Jack Nicholson é muito expressivo e faz esse papel perfeitamente por isso. Em mais de uma cena, por uma fração de segundo, ele olha diretamente para a câmera, como se estivesse encarando quem está assistindo. É uma tentativa de transmitir que muitas vezes a entidade maligna é uma pessoa do seu convívio próximo que apresenta esse mesmo comportamento: um pai alcoólatra, um companheiro abusivo e por aí vai...


O Hotel Overlook
O Hotel Overlook

A mudança radical dessa adaptação acrescenta à metáfora o fato de que tendências homicidas estão inatas e presentes dentro da psique do homem médio. A civilização ocidental, como a conhecemos, foi construída através de assassinato e roubo de terra. Além disso, o passado não existe em paralelo ao presente e, como sabemos, a violência continua da mesma maneira. Ainda há populações nativas sendo deslocadas para a construção de mais hotéis como o Overlook pelo mundo e, para se manter o sistema que permite essa continuidade, a violência e seus executores — os Jacks — são necessários. 

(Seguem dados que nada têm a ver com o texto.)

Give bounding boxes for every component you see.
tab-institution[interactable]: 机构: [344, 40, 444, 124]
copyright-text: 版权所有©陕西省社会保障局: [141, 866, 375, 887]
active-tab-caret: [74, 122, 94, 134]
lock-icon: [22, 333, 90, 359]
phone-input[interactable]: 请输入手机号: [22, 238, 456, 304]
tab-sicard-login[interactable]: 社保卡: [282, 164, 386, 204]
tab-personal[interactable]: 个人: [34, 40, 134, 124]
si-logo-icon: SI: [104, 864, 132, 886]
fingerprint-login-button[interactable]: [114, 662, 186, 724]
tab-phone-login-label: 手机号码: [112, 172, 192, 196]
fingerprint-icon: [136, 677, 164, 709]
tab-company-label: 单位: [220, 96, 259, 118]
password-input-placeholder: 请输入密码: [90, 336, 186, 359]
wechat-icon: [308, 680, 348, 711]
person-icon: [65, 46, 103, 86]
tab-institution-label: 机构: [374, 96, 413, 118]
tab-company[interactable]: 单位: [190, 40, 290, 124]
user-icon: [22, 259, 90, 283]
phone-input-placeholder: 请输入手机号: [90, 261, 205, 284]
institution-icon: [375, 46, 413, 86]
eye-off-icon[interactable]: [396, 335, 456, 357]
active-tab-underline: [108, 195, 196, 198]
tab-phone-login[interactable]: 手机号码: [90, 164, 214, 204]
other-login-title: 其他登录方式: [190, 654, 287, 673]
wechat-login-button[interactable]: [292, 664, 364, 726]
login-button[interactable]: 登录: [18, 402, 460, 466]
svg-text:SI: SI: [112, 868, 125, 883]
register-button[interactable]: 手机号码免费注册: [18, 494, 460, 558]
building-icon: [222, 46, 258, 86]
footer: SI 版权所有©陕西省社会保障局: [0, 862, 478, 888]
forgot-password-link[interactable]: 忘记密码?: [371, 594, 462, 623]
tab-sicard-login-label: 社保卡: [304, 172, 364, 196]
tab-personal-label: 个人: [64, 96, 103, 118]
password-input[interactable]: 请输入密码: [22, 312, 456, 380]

O controle do Overlook sobre as ações de Jack representa também o culto à propriedade privada, que influencia o homem dessa maneira: a existência dessa construção massivamente maior que ele ou qualquer outro indivíduo é sua justificativa para a barbárie. Os proprietários originais do Hotel Overlook tiveram que matar indígenas revoltados com o desacato de seu cemitério para conseguirem construí-lo, motivados com a missão de civilizar, ou "corrigir" essas regiões. Em O Iluminado de Kubrick, o terror é a própria fundação da sociedade burguesa.


"You set them up and I'll knock them back, one by one. And then, apropos of nothing: White man's burden, Lloyd, my man."
"You set them up and I'll knock them back, one by one. And then, apropos of nothing: White man's burden, Lloyd, my man."